Barça Legends: Luís Enrique

By:  Isaac Moreno

Luís was a good example as a captain. Those were difficult times. I have learned many things from him and I will always be grateful. I think he was a great captain. One of the things I regret the most is that the season after he left we won and he could not lift any trophy, and he deserved it.

Carles Puyol

Luis Enrique with another Sporting de Gijon/FC Barcelona legend: “Quini”
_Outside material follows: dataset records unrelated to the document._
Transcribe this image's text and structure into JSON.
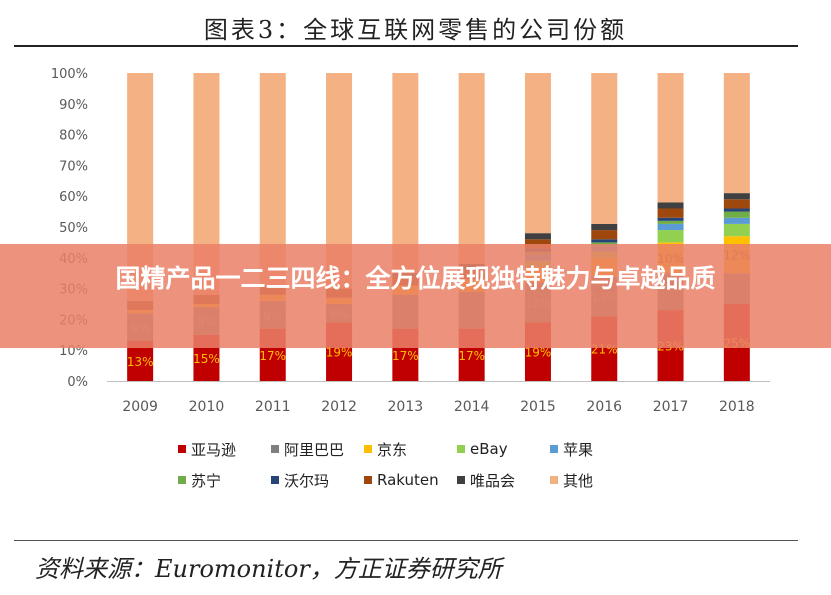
{
  "figure": {
    "title": "图表3：全球互联网零售的公司份额",
    "source": "资料来源：Euromonitor，方正证券研究所"
  },
  "banner": {
    "text": "国精产品一二三四线：全方位展现独特魅力与卓越品质"
  },
  "chart_data": {
    "type": "bar",
    "stacked": true,
    "categories": [
      "2009",
      "2010",
      "2011",
      "2012",
      "2013",
      "2014",
      "2015",
      "2016",
      "2017",
      "2018"
    ],
    "yticks": [
      "0%",
      "10%",
      "20%",
      "30%",
      "40%",
      "50%",
      "60%",
      "70%",
      "80%",
      "90%",
      "100%"
    ],
    "ylim": [
      0,
      100
    ],
    "legend_position": "bottom",
    "series": [
      {
        "name": "亚马逊",
        "color": "#c00000",
        "values": [
          13,
          15,
          17,
          19,
          17,
          17,
          19,
          21,
          23,
          25
        ]
      },
      {
        "name": "阿里巴巴",
        "color": "#7f7f7f",
        "values": [
          9,
          9,
          9,
          6,
          11,
          12,
          13,
          13,
          12,
          10
        ]
      },
      {
        "name": "京东",
        "color": "#ffc000",
        "values": [
          1,
          1,
          2,
          2,
          3,
          4,
          5,
          6,
          10,
          12
        ]
      },
      {
        "name": "eBay",
        "color": "#92d050",
        "values": [
          0,
          0,
          0,
          0,
          0,
          0,
          2,
          2,
          4,
          4
        ]
      },
      {
        "name": "苹果",
        "color": "#5b9bd5",
        "values": [
          0,
          0,
          0,
          0,
          0,
          0,
          2,
          2,
          2,
          2
        ]
      },
      {
        "name": "苏宁",
        "color": "#70ad47",
        "values": [
          0,
          0,
          0,
          0,
          0,
          0,
          1,
          1,
          1,
          2
        ]
      },
      {
        "name": "沃尔玛",
        "color": "#264478",
        "values": [
          0,
          0,
          0,
          0,
          0,
          0,
          1,
          1,
          1,
          1
        ]
      },
      {
        "name": "Rakuten",
        "color": "#9e480e",
        "values": [
          3,
          3,
          3,
          3,
          3,
          3,
          3,
          3,
          3,
          3
        ]
      },
      {
        "name": "唯品会",
        "color": "#404040",
        "values": [
          0,
          0,
          0,
          0,
          1,
          2,
          2,
          2,
          2,
          2
        ]
      },
      {
        "name": "其他",
        "color": "#f4b183",
        "values": [
          74,
          72,
          69,
          70,
          65,
          62,
          52,
          49,
          42,
          39
        ]
      }
    ],
    "data_labels": [
      {
        "series": "亚马逊",
        "labels": [
          "13%",
          "15%",
          "17%",
          "19%",
          "17%",
          "17%",
          "19%",
          "21%",
          "23%",
          "25%"
        ]
      },
      {
        "series": "阿里巴巴",
        "labels": [
          "9%",
          "9%",
          "9%",
          "6%",
          "",
          "",
          "13%",
          "13%",
          "",
          ""
        ]
      },
      {
        "series": "京东",
        "labels": [
          "",
          "",
          "",
          "",
          "",
          "",
          "",
          "",
          "10%",
          "12%"
        ]
      }
    ]
  }
}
In the beginning of the 90s,  the almost hundred-year-old Sporting de Gijón, a team from Asturias and well known in Spain for its soccer “school” had a pretty good squad of young players. As it always happens,  the big teams wanted to fish there, and Barcelona signed up a midfielder named Iván Iglesias, whose most famous performance in his brief stay in Camp Nou was to be passing by when Romario sent him the ball to score the 5th goal against Real Madrid in the 93-94 season. But everyone in Catalunya knew the good Asturian midfielder was Luis Enrique who had signed with Real Madrid 2 years before. He was skilled but above all fearless.  You will realize this if you see a photo of him with a Spanish national team shirt and his face stained with blood during the US World Cup when Italian Mauro Tassotti broke his nose in a corner kick.

Luis Enrique with a broken nose in Boston.
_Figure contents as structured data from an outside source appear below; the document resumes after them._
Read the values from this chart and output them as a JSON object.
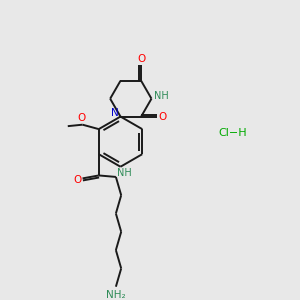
{
  "bg_color": "#e8e8e8",
  "atom_colors": {
    "O": "#ff0000",
    "N": "#0000cd",
    "NH": "#2e8b57",
    "C": "#000000",
    "Cl": "#00aa00",
    "H_green": "#2e8b57"
  },
  "line_color": "#1a1a1a",
  "line_width": 1.4
}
His first years in Madrid were not good though, specially because he was used as a left-back, but with Jorge Valdano as Madrid coach he won the Liga the season 94-95 and scored one of the 5 goals against Barcelona in Bernabeu Stadium. That and his character -he was one of those players hated by everyone but their team supporters- made him kind of persona non grata in Barcelona. However, season 95-96 was one of the worst in Madrid history and Luis Enrique, refusing to renew his contract maybe because he wanted to live by the ocean, became one of the scapegoats of the merengues, and since the enemies of our enemies are our friends, Luis Enrique was more than welcomed when he landed in Barcelona the following season. In case you were wondering, by then Iván Iglesias had already gone back to Gijón and he ended up his career in the New York MetroStars (now Red Bulls).

In his first season in Barcelona, Luis Enrique scored more goals in la Liga (17) than he had scored in all his previous years in Madrid combined. This is not a strange fact, since that squad, under the command of 63 years old  sir Bobby Robson (who brought an interpreter with him called Mourinho), was so chaotic and unpredictable that an overwhelmed Guardiola spent most of the time in the pitch trying to put the players in order, starting his career as a coach. Next season, with Louis Van Gaal, he scored 18 goals and won the first of the 2 consecutive Ligas he helped us earn.
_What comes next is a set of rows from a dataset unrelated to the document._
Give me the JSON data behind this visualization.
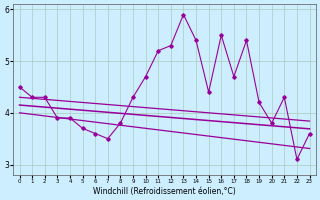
{
  "xlabel": "Windchill (Refroidissement éolien,°C)",
  "x_values": [
    0,
    1,
    2,
    3,
    4,
    5,
    6,
    7,
    8,
    9,
    10,
    11,
    12,
    13,
    14,
    15,
    16,
    17,
    18,
    19,
    20,
    21,
    22,
    23
  ],
  "main_line": [
    4.5,
    4.3,
    4.3,
    3.9,
    3.9,
    3.7,
    3.6,
    3.5,
    3.8,
    4.3,
    4.7,
    5.2,
    5.3,
    5.9,
    5.4,
    4.4,
    5.5,
    4.7,
    5.4,
    4.2,
    3.8,
    4.3,
    3.1,
    3.6
  ],
  "upper_line": [
    4.3,
    4.28,
    4.26,
    4.24,
    4.22,
    4.2,
    4.18,
    4.16,
    4.14,
    4.12,
    4.1,
    4.08,
    4.06,
    4.04,
    4.02,
    4.0,
    3.98,
    3.96,
    3.94,
    3.92,
    3.9,
    3.88,
    3.86,
    3.84
  ],
  "mid_line": [
    4.15,
    4.13,
    4.11,
    4.09,
    4.07,
    4.05,
    4.03,
    4.01,
    3.99,
    3.97,
    3.95,
    3.93,
    3.91,
    3.89,
    3.87,
    3.85,
    3.83,
    3.81,
    3.79,
    3.77,
    3.75,
    3.73,
    3.71,
    3.69
  ],
  "lower_line": [
    4.0,
    3.97,
    3.94,
    3.91,
    3.88,
    3.85,
    3.82,
    3.79,
    3.76,
    3.73,
    3.7,
    3.67,
    3.64,
    3.61,
    3.58,
    3.55,
    3.52,
    3.49,
    3.46,
    3.43,
    3.4,
    3.37,
    3.34,
    3.31
  ],
  "line_color": "#990099",
  "bg_color": "#cceeff",
  "grid_color": "#aaccbb",
  "ylim": [
    2.8,
    6.1
  ],
  "yticks": [
    3,
    4,
    5,
    6
  ]
}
Fearless Luis Enrique never avoided contact

After that, well, FC Barcelona wandered the wilderness for six painful years or as they call it in Catalunya: the crossing of the desert or the years of the drought in which we won nothing but 2 Catalunya Cups and had 6 different coaches. Those were the times when Barcelona supporters paid more attention to the basketball team and it is fair to say we finally won the longed Euroleague.  Luis Enrique, always a favourite of the crowd, was the captain of the team from 2002 to 2004, before passing the armband to Carles Puyol. He retired at the age of 34 under the orders of Frank Rijkaard the year before Barcelona won La Liga again.

After that he moved to Australia where he surfed and ran marathons around the world before he came back to replace Guardiola as the coach of FC Barcelona B team.  He coached for one season AS Roma and Celta de Vigo before landing again in Barcelona. With him we can be assure: whoever does not run, does not play.

Luis Enrique, already a legend, says goodbye on May 16th, 2004.